Vlt. leiht es dir ja ein Bekannter aus (um keine anderen Quellen zu nennen...)


----------



## Harzteufel (26. April 2005)

Hab ich das also richtig verstanden... Ihr seid der Meinung, dass alle Antworten richtig sind! Gruß Harzteufel


----------



## MCIglo (26. April 2005)

Zu a: Die Daten werden zunächst in Frames aufgeteilt und später zu Paketen gepackt.
Zu b: Zumindest TCP hat die Funktion. Ob IP die auch hat weiß ich nicht aus dem ff.
Zu c: Der NIC verschickt die Daten und zwar in Binärform.
Zu d: Wenn f richtig ist, und es wirklich Leitungsorientiert ist, kommen die Pakete automatisch in richtiger Reihenfolge an und müssen nciht wieder sortiert werden.
Zu f: man könnte argumentieren, dass es nicht über EINE Leitung geht, sondern mehrere (gibt es, weiß aber nicht, ob das bei TCP/IP der Fall ist). Das bedeutet auch gleichzeitig, dass j falsch wäre.
Zu g: TCP enthält solche 'Mechanismen'. Kommt vo Gegenüber kein 'erfolgreich erhalten' wird das Paket nochmal verschickt. Ob auch IP diese Funktion hat weiß ich nicht.
Zu h: hat nicht unbedingt etwas damit zu tun. Wenn ich das in einem kleinen LAN ohne Router mache, wird auch ncihts geroutet. Außerdem sind dafür Routing-Protokolle wie RIP verantwortlich.
Zu i: siehe f:
Im übrigen ist der kürzeste Weg ciht immer der schnellste (Autobahn und Flurbereinigungsweg...)
Zu j: siehe f:


----------



## gorim (27. April 2005)

Hallo,



			
				Harzteufel hat gesagt.:
			
		

> Hab ich das also richtig verstanden... Ihr seid der Meinung, dass alle Antworten richtig sind! Gruß Harzteufel



Ich zumindest nicht. Mein wissen ist zwar nicht sehr tief, aber es reichte bisher 

Vereinfacht gesagt, IP transportiert die Pakete, TCP steuert den Transport. Bei TCP/IP handelt es sich um eine Paketvermittlung, d.h. die einzelnen Pakete können über verschiedene Leitungen/Knoten laufen. Bei einer Leitungsvermittlung nehmen alle Daten die gleiche Leitung. Bekannteste Leitungsvermittlung ist wohl das Telefon. Eine Antwort ist also definitv falsch.

bis dann
gorim


----------



## MCIglo (27. April 2005)

So glaube ich das auch, bin mir aber wie gesagt nicht ganz sicher.

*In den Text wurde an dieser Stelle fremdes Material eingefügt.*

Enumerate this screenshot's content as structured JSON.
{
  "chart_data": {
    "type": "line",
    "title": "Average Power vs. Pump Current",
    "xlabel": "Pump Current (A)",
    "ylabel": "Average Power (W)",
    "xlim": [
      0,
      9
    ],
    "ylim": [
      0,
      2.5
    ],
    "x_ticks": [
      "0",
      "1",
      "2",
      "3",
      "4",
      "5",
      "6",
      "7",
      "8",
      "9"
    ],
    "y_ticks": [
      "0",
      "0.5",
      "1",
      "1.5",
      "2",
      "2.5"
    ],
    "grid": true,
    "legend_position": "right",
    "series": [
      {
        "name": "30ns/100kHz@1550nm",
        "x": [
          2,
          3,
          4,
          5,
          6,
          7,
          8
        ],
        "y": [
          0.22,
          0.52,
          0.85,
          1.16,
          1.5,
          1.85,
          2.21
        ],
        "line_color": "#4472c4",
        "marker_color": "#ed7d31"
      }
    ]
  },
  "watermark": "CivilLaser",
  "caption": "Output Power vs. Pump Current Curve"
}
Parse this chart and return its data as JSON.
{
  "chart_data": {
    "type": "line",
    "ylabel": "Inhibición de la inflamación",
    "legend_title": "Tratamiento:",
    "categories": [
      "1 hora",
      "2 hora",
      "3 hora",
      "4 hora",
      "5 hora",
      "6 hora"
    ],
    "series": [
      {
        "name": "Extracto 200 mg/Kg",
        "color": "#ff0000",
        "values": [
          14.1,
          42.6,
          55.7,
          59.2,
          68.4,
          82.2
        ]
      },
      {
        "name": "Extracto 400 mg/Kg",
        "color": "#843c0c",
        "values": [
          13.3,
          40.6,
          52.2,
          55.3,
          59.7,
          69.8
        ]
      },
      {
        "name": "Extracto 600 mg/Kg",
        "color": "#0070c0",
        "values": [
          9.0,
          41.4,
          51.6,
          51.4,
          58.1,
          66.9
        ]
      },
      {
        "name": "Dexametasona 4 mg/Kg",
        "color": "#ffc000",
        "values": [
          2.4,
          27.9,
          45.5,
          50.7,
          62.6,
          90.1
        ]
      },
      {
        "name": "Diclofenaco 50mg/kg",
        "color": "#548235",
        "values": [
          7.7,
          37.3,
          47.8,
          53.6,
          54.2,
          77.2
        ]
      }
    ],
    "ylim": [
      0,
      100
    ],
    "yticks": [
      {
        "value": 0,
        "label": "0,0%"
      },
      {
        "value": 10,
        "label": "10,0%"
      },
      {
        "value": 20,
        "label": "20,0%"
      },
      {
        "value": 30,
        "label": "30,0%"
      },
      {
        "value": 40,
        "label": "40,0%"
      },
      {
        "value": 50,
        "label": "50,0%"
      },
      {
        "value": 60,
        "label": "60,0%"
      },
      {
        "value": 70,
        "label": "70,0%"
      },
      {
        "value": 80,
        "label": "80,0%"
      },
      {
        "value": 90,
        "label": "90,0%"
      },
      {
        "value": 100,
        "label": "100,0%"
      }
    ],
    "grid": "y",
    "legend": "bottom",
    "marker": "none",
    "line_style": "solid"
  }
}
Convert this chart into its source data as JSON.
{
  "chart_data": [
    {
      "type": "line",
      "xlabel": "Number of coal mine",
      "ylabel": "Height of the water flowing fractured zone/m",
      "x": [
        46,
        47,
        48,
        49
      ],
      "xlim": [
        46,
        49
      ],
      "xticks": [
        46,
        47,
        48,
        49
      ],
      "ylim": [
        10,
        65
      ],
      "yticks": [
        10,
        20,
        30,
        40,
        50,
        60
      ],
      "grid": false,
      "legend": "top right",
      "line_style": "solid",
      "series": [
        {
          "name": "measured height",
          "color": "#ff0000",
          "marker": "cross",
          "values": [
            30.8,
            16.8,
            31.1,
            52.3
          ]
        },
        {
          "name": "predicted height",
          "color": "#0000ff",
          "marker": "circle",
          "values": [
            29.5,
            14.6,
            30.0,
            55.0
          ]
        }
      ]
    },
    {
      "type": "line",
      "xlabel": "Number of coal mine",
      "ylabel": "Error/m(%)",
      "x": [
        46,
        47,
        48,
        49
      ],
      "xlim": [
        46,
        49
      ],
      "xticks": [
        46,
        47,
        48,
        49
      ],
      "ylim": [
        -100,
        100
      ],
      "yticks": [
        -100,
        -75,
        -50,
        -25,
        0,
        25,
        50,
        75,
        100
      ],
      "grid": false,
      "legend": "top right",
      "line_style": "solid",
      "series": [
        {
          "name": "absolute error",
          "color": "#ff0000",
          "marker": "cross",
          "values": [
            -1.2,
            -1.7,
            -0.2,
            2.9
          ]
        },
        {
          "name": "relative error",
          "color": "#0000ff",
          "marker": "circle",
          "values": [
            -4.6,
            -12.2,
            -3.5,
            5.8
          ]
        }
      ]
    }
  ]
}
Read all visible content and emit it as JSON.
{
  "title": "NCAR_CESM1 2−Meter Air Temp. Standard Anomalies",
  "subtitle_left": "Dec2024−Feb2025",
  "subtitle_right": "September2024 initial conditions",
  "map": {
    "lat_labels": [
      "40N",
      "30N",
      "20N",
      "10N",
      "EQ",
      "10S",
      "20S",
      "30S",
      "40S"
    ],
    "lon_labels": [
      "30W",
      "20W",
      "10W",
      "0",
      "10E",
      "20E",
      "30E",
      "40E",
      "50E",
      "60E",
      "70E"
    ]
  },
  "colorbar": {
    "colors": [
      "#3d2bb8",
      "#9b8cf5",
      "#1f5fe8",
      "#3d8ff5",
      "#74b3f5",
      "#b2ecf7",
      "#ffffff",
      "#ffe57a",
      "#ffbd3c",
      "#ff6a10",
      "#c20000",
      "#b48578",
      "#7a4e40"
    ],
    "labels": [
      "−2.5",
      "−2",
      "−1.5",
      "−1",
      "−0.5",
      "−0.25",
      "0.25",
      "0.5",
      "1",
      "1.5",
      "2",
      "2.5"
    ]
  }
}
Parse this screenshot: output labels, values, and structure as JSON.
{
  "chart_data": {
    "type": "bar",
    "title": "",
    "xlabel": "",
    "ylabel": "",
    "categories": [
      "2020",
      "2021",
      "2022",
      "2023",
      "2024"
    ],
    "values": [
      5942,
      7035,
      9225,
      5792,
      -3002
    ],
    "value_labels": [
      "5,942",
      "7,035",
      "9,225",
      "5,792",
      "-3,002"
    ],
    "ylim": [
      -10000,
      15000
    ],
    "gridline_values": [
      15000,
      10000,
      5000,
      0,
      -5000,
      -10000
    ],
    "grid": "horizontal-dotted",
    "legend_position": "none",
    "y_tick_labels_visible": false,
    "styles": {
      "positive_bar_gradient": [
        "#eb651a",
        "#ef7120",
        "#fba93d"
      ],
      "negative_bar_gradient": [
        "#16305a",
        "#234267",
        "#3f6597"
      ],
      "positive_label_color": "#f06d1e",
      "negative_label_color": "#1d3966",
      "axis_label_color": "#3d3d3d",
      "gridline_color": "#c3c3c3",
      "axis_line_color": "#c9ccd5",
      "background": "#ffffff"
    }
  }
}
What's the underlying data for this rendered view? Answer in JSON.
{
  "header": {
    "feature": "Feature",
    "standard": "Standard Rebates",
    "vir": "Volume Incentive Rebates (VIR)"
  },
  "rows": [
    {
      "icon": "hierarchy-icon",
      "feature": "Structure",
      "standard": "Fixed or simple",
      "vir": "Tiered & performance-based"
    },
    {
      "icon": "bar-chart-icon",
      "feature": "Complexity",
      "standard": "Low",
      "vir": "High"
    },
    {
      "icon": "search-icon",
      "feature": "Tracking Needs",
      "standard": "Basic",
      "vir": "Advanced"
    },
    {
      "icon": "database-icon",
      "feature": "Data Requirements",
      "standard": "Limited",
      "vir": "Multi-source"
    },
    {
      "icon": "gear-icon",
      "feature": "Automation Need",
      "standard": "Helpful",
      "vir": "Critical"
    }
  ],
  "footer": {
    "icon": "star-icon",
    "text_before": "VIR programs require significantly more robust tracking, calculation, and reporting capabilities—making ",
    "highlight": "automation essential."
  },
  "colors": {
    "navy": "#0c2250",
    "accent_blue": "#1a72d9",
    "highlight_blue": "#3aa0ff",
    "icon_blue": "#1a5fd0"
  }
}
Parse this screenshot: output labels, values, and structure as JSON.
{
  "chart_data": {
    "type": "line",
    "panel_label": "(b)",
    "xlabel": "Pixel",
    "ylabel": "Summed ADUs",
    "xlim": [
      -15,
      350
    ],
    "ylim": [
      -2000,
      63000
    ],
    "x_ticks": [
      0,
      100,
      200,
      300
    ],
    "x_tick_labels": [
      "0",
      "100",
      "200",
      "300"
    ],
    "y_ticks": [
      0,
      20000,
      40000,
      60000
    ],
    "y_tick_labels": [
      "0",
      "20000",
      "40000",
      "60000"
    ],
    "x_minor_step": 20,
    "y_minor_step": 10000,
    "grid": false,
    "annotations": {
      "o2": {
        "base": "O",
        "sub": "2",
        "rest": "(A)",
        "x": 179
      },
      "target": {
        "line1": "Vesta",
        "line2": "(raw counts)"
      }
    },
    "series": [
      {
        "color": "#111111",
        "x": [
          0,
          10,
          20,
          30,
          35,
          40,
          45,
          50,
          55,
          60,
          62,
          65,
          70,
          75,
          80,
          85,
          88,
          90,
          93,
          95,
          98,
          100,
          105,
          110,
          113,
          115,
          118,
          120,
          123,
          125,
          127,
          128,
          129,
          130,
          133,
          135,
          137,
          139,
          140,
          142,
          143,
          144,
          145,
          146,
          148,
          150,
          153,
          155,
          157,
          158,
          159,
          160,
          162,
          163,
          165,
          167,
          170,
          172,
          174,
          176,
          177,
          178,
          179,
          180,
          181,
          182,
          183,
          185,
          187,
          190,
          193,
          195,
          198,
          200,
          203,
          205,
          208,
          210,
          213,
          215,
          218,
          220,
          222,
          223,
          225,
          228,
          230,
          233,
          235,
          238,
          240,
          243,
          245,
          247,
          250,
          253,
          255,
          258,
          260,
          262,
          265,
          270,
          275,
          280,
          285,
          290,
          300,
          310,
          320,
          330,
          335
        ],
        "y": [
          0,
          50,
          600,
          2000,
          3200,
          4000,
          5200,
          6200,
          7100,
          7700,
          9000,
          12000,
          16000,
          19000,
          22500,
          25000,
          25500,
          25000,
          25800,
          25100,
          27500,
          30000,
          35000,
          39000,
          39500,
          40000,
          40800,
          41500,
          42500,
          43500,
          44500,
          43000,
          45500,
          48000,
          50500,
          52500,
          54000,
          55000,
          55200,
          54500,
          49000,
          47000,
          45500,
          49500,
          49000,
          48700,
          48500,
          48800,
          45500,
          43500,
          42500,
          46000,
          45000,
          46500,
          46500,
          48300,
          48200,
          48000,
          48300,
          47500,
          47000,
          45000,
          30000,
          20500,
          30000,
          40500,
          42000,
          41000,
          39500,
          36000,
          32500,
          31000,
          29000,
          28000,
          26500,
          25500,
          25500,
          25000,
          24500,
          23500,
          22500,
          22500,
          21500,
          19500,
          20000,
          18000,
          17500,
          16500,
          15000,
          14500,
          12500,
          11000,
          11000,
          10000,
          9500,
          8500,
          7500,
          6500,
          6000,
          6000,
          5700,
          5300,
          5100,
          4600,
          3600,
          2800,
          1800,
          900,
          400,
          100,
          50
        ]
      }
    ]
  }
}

Demnach sind f, i und j auf jeden Fall falsch.
d auf jeden Fall richtig.


----------



## Frankdfe (27. April 2005)

> Ich würde sagen, das ist alles richtig


Damit meinte ich eigentlich deine Vermutungen. Nicht alle Aussagen. Hätte ich vielleicht klarer schreiben sollen.


----------



## Harzteufel (27. April 2005)

Aahhh, jetzt weiss ich gar nicht mehr, was richtig und was falsch sein soll... Es gibt auf die Aufgabe 5 Punkte, folglich sollen 5 Antworten richtig sein. Die Info ist direkt vom Dozenten... er hat auch zugegeben, dass die Antworten zu schwammig für die Frage formuliert sind. Was meint ihr denn nun... Welche 5 Antworten sind ehsten richtig!

ich bedanke mich auch nochmals für eure Hilfe!


----------



## gorim (27. April 2005)

Hallo,

uuuh, nur fünf. Ein paar Antworten sind aber nicht genau genug, z.B. die mit _gemeinsam_.  Es gewährleistet nur TCP, daß die Daten ankommen, bei UDP, daß ja auch IP verwendet, ist das nicht der Fall. Verschwindet ein UDP-Paket, juckt es keinen, während TCP immer auch ein ACK erwartet.

Ich würde sagen a, d, e, g, h.


bis dann
gorim


----------



## Harzteufel (27. April 2005)

Hmm, trotzdem erstmal danke für die Mühe... Werde morgen den Dozenten nochmal drauf ansprechen. Ich hoffe, dann bin ich ein wenig schlauer... Eigentlich sind 5 Antworten wirklich zu wenig. Wie gesagt, morgen werd ich schlauer sein ;-)


----------